Invece Anna la Rossa, dopo l’avventura spionistica negli Stati Uniti patrocinata dal Cremlino, si ricicla come show-woman nella Federazione Russa di Putin. La danzatrice diventata spia e l’ex spia che ottiene visibilità mediatica presentano alcune analogie. Narcisismo, velleitarismo, una certa leggerezza e l’uso del sesso: l’arma più antica del mondo.

Joséphine Baker, a mio avviso, risponde parzialmente al profilo della spia seduttrice. Perché se ha sedotto, lo ha fatto soprattutto sulla scena e nella vita, privata ma non troppo. Se ha peccato di velleitarismo, lo ha fatto come mamma di una famiglia multietnica.
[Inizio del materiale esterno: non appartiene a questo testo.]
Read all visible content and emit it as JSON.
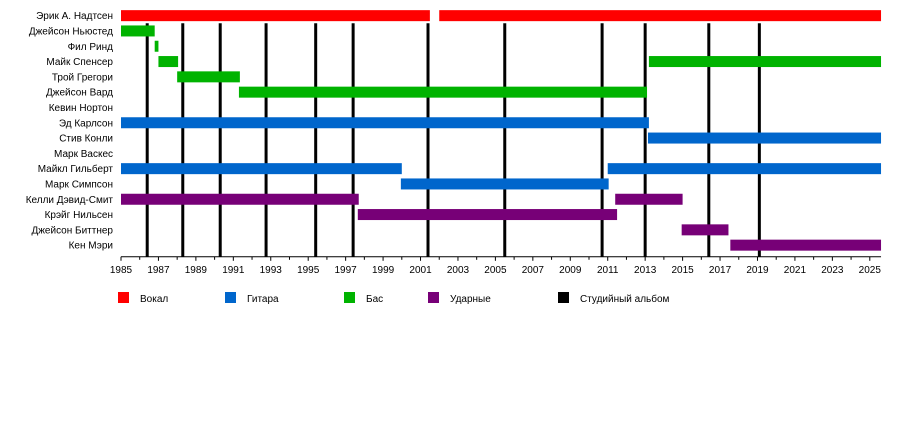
{
  "chart_data": {
    "type": "timeline",
    "title": "",
    "xlim": [
      1985,
      2025.6
    ],
    "x_ticks": [
      "1985",
      "1987",
      "1989",
      "1991",
      "1993",
      "1995",
      "1997",
      "1999",
      "2001",
      "2003",
      "2005",
      "2007",
      "2009",
      "2011",
      "2013",
      "2015",
      "2017",
      "2019",
      "2021",
      "2023",
      "2025"
    ],
    "roles": {
      "vocals": {
        "label": "Вокал",
        "color": "#ff0000"
      },
      "guitar": {
        "label": "Гитара",
        "color": "#0066cc"
      },
      "bass": {
        "label": "Бас",
        "color": "#00b300"
      },
      "drums": {
        "label": "Ударные",
        "color": "#770077"
      },
      "album": {
        "label": "Студийный альбом",
        "color": "#000000"
      }
    },
    "legend_order": [
      "vocals",
      "guitar",
      "bass",
      "drums",
      "album"
    ],
    "albums": [
      1986.4,
      1988.3,
      1990.3,
      1992.75,
      1995.4,
      1997.4,
      2001.4,
      2005.5,
      2010.7,
      2013.0,
      2016.4,
      2019.1
    ],
    "members": [
      {
        "name": "Эрик А. Надтсен",
        "periods": [
          {
            "role": "vocals",
            "start": 1985,
            "end": 2001.5
          },
          {
            "role": "vocals",
            "start": 2002,
            "end": 2025.6
          }
        ]
      },
      {
        "name": "Джейсон Ньюстед",
        "periods": [
          {
            "role": "bass",
            "start": 1985,
            "end": 1986.8
          }
        ]
      },
      {
        "name": "Фил Ринд",
        "periods": [
          {
            "role": "bass",
            "start": 1986.8,
            "end": 1987.0
          }
        ]
      },
      {
        "name": "Майк Спенсер",
        "periods": [
          {
            "role": "bass",
            "start": 1987.0,
            "end": 1988.05
          },
          {
            "role": "bass",
            "start": 2013.2,
            "end": 2025.6
          }
        ]
      },
      {
        "name": "Трой Грегори",
        "periods": [
          {
            "role": "bass",
            "start": 1988.0,
            "end": 1991.35
          }
        ]
      },
      {
        "name": "Джейсон Вард",
        "periods": [
          {
            "role": "bass",
            "start": 1991.3,
            "end": 2013.1
          }
        ]
      },
      {
        "name": "Кевин Нортон",
        "periods": []
      },
      {
        "name": "Эд Карлсон",
        "periods": [
          {
            "role": "guitar",
            "start": 1985,
            "end": 2013.2
          }
        ]
      },
      {
        "name": "Стив Конли",
        "periods": [
          {
            "role": "guitar",
            "start": 2013.15,
            "end": 2025.6
          }
        ]
      },
      {
        "name": "Марк Васкес",
        "periods": []
      },
      {
        "name": "Майкл Гильберт",
        "periods": [
          {
            "role": "guitar",
            "start": 1985,
            "end": 2000.0
          },
          {
            "role": "guitar",
            "start": 2011.0,
            "end": 2025.6
          }
        ]
      },
      {
        "name": "Марк Симпсон",
        "periods": [
          {
            "role": "guitar",
            "start": 1999.95,
            "end": 2011.05
          }
        ]
      },
      {
        "name": "Келли Дэвид-Смит",
        "periods": [
          {
            "role": "drums",
            "start": 1985,
            "end": 1997.7
          },
          {
            "role": "drums",
            "start": 2011.4,
            "end": 2015.0
          }
        ]
      },
      {
        "name": "Крэйг Нильсен",
        "periods": [
          {
            "role": "drums",
            "start": 1997.65,
            "end": 2011.5
          }
        ]
      },
      {
        "name": "Джейсон Биттнер",
        "periods": [
          {
            "role": "drums",
            "start": 2014.95,
            "end": 2017.45
          }
        ]
      },
      {
        "name": "Кен Мэри",
        "periods": [
          {
            "role": "drums",
            "start": 2017.55,
            "end": 2025.6
          }
        ]
      }
    ]
  }
}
Invece si rivela un prezioso agente del controspionaggio francese al servizio della Francia libera di De Gaulle, negli ambienti diplomatici e in zone calde del Medioriente e del nord Africa. Colpisce la sua dedizione per il Paese che l’ha adottata senza pregiudizi razziali.

L’invisibile

Fräulein Doktor fu la prima donna a conquistare i vertici dei servizi segreti tedeschi. Talent scout e formatrice di spie, durante il Primo Conflitto è a capo di una rete di soggetti provenienti dalla sua scuderia. Dopo il nazismo la sua figura viene coperta da una cortina fumogena ispessita da dicerie e depistaggi.

È quasi certo, argomenta Domenico Vecchioni, che sia lei la settantenne morta in Germania negli anni Sessanta. Una donna anziana come tante, all’anagrafe Elsbeth Schragmüller. La questione rimane aperta.

Mal d’Arabia

In questa galleria Gertrude Bell non solo rappresenta un unicum per la sua poliedrica attività, ma per l’expertise diplomatica. Non dirò che durante la Prima Guerra Mondiale negozia con gli sceicchi arabi per indebolire la Turchia, alleata della Germania. Vi rivelo solo che fu lei a intuire il pericolo di derive teocratiche sciite nel nascente Iraq e a riferire il genocidio armeno al governo britannico. Conobbe come archeologa e diplomatica il futuro Lawrence d’Arabia.

Recensione

“Le dieci donne spia che hanno fatto la storia” di Domenico Vecchioni ci restituisce il ritratto di donne speciali, malgrado ambiguità e zone d’ombra, con una prosa elegante e curata. L’autore non indulge in quell’aneddotica un po’ morbosa che spesso tenta chi affronta argomenti simili.

In controluce, però, emergono anche madri mancate per indole, necessità, caso. Spie temerarie sopraffatte o mortificate dal quotidiano. Donne profondamente sole. Perché la solitudine è l’altra faccia dell’indipendenza e dell’anticonvenzionalità che segnarono le loro vite.